焙煎条件: 手網+銀紙ダンパー、200g、やや強火、

      10cmスタート、10分30秒で少し上げた

お味: 

 抽出: 焙煎の半日後、ハリオV60、90℃、3分、450cc

 香味: ミディアムのコーヒーだな・・・、美味しい

 

考察:

・どうも手網の位置が狂いを生じたような気がする。これは12.5cmのプロファイル相当です。2.5cmというと誤差範囲のようにも思えますが、習熟すると人間って結構精度が高いと思うんですけどね?

・1ハゼが始まると温度上昇率が急に下がる現象が再現しているように思えます。ハゼながらエネルギーを放出しているんですかね?

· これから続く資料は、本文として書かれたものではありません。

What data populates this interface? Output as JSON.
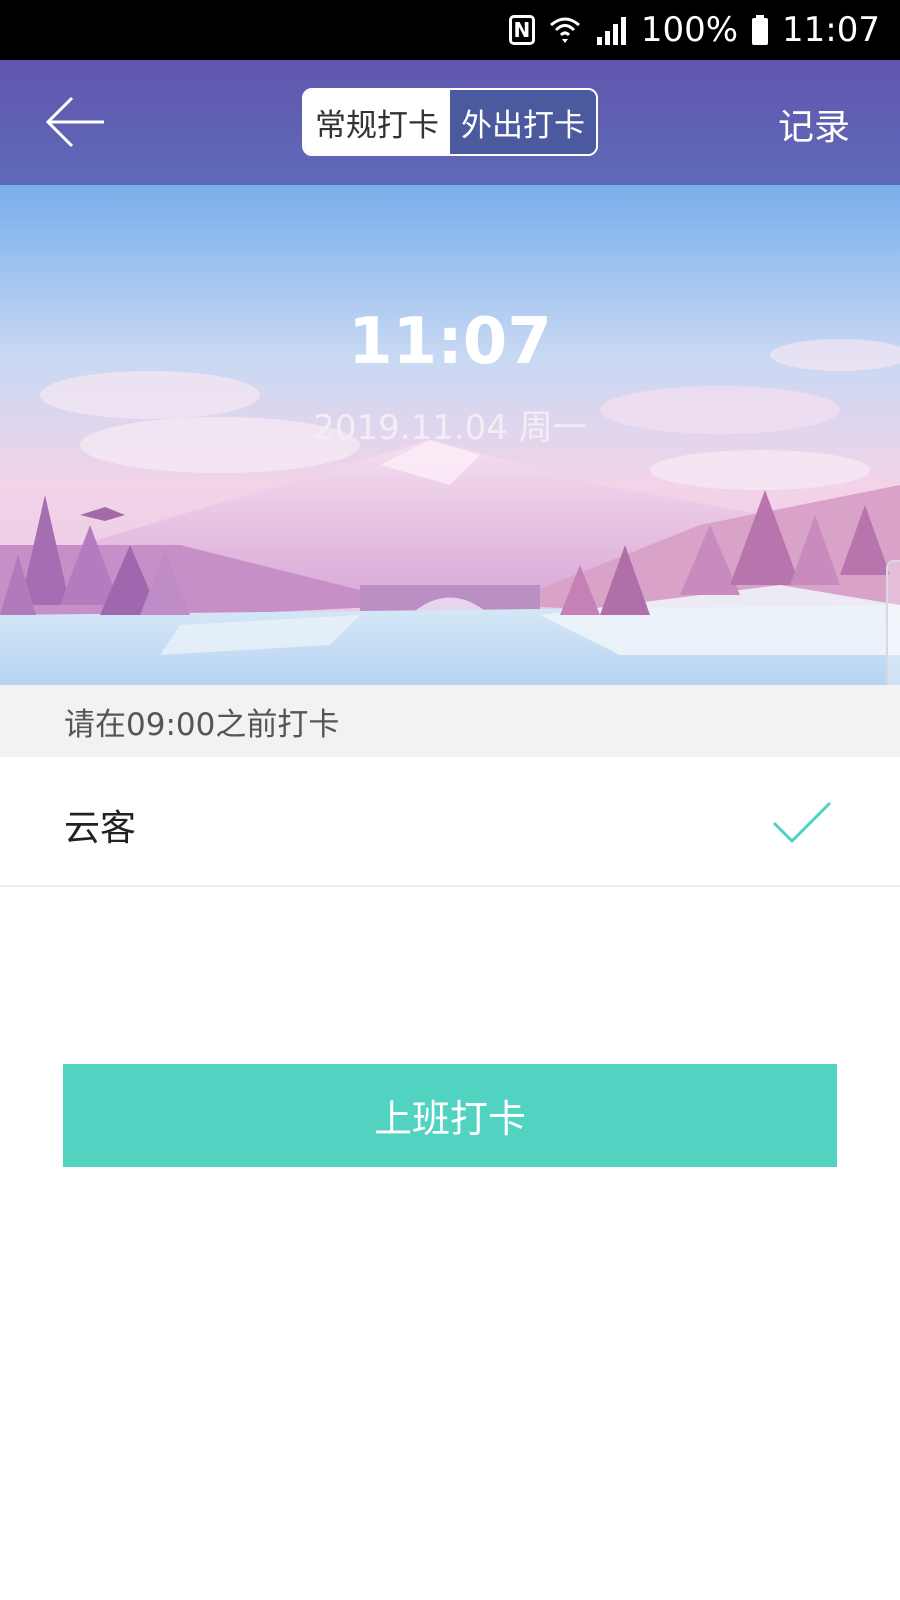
{
  "status_bar": {
    "nfc_letter": "N",
    "battery_percent": "100%",
    "time": "11:07",
    "icons": [
      "nfc-icon",
      "wifi-icon",
      "signal-icon",
      "battery-icon"
    ]
  },
  "header": {
    "back_icon": "back-arrow-icon",
    "tabs": [
      {
        "label": "常规打卡",
        "selected": false
      },
      {
        "label": "外出打卡",
        "selected": true
      }
    ],
    "record_label": "记录"
  },
  "hero": {
    "time": "11:07",
    "date": "2019.11.04  周一"
  },
  "notice": {
    "text": "请在09:00之前打卡"
  },
  "location": {
    "name": "云客",
    "check_icon": "check-icon",
    "check_color": "#4fd1c3"
  },
  "punch_button": {
    "label": "上班打卡",
    "color": "#52d3c2"
  }
}
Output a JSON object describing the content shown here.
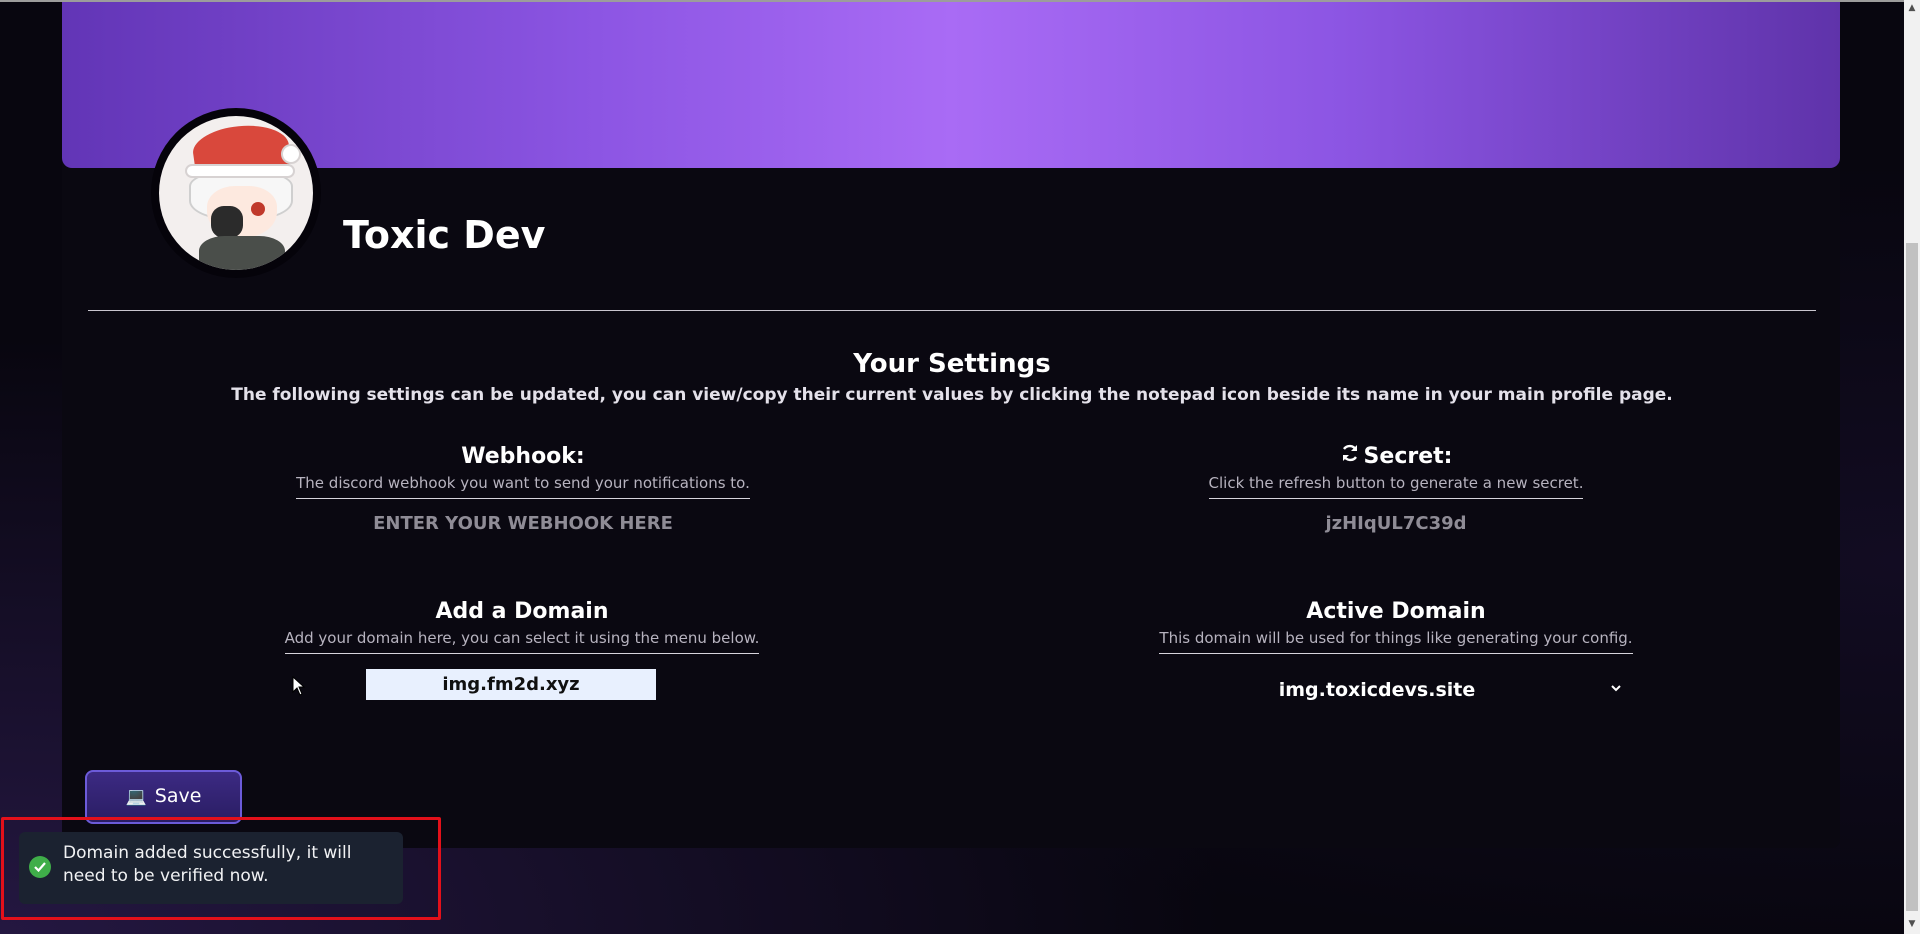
{
  "profile": {
    "name": "Toxic Dev"
  },
  "settings": {
    "title": "Your Settings",
    "description": "The following settings can be updated, you can view/copy their current values by clicking the notepad icon beside its name in your main profile page."
  },
  "webhook": {
    "label": "Webhook:",
    "help": "The discord webhook you want to send your notifications to.",
    "placeholder": "ENTER YOUR WEBHOOK HERE"
  },
  "secret": {
    "icon": "refresh-icon",
    "label": "Secret:",
    "help": "Click the refresh button to generate a new secret.",
    "value": "jzHIqUL7C39d"
  },
  "add_domain": {
    "label": "Add a Domain",
    "help": "Add your domain here, you can select it using the menu below.",
    "value": "img.fm2d.xyz"
  },
  "active_domain": {
    "label": "Active Domain",
    "help": "This domain will be used for things like generating your config.",
    "selected": "img.toxicdevs.site"
  },
  "save_button": {
    "icon": "laptop-icon",
    "label": "Save"
  },
  "toast": {
    "icon": "check-circle-icon",
    "message": "Domain added successfully, it will need to be verified now."
  },
  "colors": {
    "banner_start": "#6235b6",
    "banner_mid": "#a96bf5",
    "toast_bg": "#1b2230",
    "success": "#3fae49",
    "highlight": "#e3101a",
    "input_bg": "#e8f0fe"
  }
}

 →(12/02 追記)ネットで調べたら(株)大和鉄工所さんの設計屋のBLOGを発見しました。1ハゼで最後の水分が抜ける時に温度上昇率は6℃/分から4℃/分に低下するようです。この原因は気化熱であるとしています。大和鉄工所さんはカフェ・バッハの田口護さんの焙煎機を作っているところですね。このBLOGも素晴らしいものがあります。貴重な発見でした。

焙煎機では温度測定に熱電対を使っています。この熱電対は豆とは点接触しており、豆温度とはいえ実際には豆の近傍の空気の温度を測っています。その構造も手伝って、豆の温度変化に対する応答は鈍感です。これに対し、赤外線放射温度計は豆そのものの表面温度を測っており、測定も高速です。焙煎温度プロファイルを見るときは測定法の違いを意識することが必要です。

今回の焙煎温度プロファイルでは、1ハゼで温度上昇率が11.7℃/分から2.7℃/分に急減速しています。このデータは1ハゼの現実をよく物語っていると思います。1ハゼは単にバチバチと音がしているだけではなく、豆は激しく変化しているんですね・・・。